Il regista spagnolo si concentra sull’effetto straniamento, sia amplificando i contrasti e le dissonanze a livello visivo, sia nel concepire una pellicola a metà tra l’horror e il film politico. Una denuncia contro gli orrori perpetrati ai danni dell’infanzia, da regimi democratici e non, che trova la sua nemesi in una vendetta messa in atto con ferocia e sarcasmo. Lo scioccante finale dell’opera non risparmia, ancora una volta, la morte violenta per alcuni fanciulli sulla ribalta. Ma c’è qualcosa di diverso nel loro sguardo, rispetto ai documentari: adesso sono un corpo unico, senza paura e forse anche senz’anima, o più probabilmente senza alcuna pietà per coloro che li hanno resi vittime sacrificali sull’altare di vecchi e nuovi imperialismi.
È una potente e crudele allegoria quella filmata da Serrador; una terribile metafora che declina all’infanzia ciò che in fondo non è nuovo alla natura umana degli adulti, ad ogni latitudine e in ogni tempo (e a qualunque età, per l’appunto) se le condizioni di sofferenza, deprivazione e subalternità diventano tali da portare alla reazione. Assolutamente introvabile in qualsiasi supporto per l’home video, Ma come si può uccidere un bambino? è un film che può apprezzare non solo l’amante del thriller/horror di qualità, ma più in generale tutti coloro che vogliano conoscere le opere cinematografiche più significative dei Settanta.
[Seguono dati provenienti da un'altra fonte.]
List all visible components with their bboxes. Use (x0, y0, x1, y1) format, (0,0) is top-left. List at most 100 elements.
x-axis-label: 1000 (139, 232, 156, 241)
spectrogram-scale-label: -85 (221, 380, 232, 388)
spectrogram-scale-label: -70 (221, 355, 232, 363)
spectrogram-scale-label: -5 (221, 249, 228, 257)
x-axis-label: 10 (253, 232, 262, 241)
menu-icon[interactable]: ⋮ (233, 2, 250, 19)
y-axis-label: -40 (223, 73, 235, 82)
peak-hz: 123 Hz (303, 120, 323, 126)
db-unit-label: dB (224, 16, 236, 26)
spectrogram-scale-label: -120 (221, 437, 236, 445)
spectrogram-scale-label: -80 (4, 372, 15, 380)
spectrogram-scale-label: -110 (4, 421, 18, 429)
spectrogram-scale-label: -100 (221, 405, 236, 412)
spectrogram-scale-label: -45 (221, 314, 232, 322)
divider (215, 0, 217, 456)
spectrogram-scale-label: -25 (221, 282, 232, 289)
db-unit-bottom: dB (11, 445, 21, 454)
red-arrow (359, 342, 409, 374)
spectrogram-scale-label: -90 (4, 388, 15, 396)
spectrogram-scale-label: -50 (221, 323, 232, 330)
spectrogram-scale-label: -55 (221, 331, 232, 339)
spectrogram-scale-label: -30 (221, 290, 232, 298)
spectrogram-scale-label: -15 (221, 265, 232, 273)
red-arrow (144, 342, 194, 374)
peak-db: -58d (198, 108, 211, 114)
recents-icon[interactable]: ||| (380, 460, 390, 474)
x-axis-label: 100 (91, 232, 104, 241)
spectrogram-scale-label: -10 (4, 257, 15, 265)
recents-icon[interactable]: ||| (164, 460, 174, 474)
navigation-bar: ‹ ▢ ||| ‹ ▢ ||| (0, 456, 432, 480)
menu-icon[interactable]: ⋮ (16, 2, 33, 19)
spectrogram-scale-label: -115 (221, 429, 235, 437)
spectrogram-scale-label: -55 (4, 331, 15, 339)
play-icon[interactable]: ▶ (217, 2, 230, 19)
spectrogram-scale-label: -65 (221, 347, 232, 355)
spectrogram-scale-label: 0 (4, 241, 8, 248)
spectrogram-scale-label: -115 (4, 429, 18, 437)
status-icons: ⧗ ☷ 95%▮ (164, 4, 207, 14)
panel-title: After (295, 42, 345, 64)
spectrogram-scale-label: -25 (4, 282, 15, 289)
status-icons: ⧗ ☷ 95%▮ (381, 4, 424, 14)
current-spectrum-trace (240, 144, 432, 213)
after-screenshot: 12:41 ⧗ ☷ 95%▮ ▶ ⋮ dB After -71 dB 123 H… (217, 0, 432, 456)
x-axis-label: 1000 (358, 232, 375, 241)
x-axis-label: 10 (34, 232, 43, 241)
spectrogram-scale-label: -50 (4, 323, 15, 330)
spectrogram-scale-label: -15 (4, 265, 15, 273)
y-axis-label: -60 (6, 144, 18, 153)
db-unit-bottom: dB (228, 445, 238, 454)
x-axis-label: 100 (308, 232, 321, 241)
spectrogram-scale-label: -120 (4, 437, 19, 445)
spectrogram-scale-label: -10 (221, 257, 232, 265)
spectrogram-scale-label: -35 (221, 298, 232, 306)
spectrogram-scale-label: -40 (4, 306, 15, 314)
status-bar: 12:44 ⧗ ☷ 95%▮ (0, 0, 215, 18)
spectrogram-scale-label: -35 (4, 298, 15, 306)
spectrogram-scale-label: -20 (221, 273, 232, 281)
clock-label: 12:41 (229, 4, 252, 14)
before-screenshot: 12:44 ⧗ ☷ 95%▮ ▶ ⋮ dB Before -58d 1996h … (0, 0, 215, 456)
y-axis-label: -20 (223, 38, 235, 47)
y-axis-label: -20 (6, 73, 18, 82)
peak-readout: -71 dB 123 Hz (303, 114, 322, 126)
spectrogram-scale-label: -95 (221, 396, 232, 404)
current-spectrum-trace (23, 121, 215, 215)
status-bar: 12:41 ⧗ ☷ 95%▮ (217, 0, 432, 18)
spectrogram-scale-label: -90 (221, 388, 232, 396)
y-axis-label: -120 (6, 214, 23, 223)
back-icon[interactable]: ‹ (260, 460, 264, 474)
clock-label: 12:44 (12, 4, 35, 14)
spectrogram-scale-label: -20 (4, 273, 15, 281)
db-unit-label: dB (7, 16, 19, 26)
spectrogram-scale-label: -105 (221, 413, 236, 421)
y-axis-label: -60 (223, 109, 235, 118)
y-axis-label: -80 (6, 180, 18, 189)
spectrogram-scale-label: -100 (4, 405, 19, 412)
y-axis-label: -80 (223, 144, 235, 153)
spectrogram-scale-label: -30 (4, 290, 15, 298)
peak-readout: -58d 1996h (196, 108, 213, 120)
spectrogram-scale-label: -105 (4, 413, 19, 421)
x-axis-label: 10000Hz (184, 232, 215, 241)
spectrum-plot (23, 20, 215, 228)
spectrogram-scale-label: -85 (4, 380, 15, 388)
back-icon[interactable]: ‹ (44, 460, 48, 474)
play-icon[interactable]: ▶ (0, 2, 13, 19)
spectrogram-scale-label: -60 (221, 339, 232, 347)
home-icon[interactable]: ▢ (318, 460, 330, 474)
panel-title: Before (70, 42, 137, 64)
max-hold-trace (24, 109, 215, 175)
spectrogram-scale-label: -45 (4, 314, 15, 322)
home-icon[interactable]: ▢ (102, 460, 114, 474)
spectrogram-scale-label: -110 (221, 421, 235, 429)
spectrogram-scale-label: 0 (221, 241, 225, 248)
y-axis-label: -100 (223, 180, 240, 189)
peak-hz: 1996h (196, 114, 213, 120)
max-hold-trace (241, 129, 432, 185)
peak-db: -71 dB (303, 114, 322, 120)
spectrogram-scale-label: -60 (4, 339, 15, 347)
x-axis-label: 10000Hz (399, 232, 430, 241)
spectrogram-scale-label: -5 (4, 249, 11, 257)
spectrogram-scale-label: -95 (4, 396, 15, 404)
In questi casi il consiglio è il seguente: affidatevi alle ricerche in rete. Con pazienza e volontà – per chi è veramente interessato, vi assicuro che è sostenibile anche la versione originale non sottotitolata -, qualcosa troverete.
Federico Magi, luglio 2012.
Edizione esaminata e brevi note
Regia: Narciso Ibanez Serrador. Soggetto: tratto dal romanzo “El juego de los ninos” di Juan José Plans. Sceneggiatura: Luis Penfiel. Fotografia: José Luis Alcaine. Montaggio: Juan Serra, E. A. De Laysa. Interpreti principali: Prunella Ransome, Lewis Fiander, Miguel Narros, Antonio Iranzo, Marian Salgado, Fabian Conde, Maria Luisa Arias. Costumi: Carmen de la Casa. Musica: Valdo De Los Rios. Produzione: Penta films. Titolo Originale: “Quien puede matar a un nino”. Origine: Spagna, 1976. Durata: 111 minuti.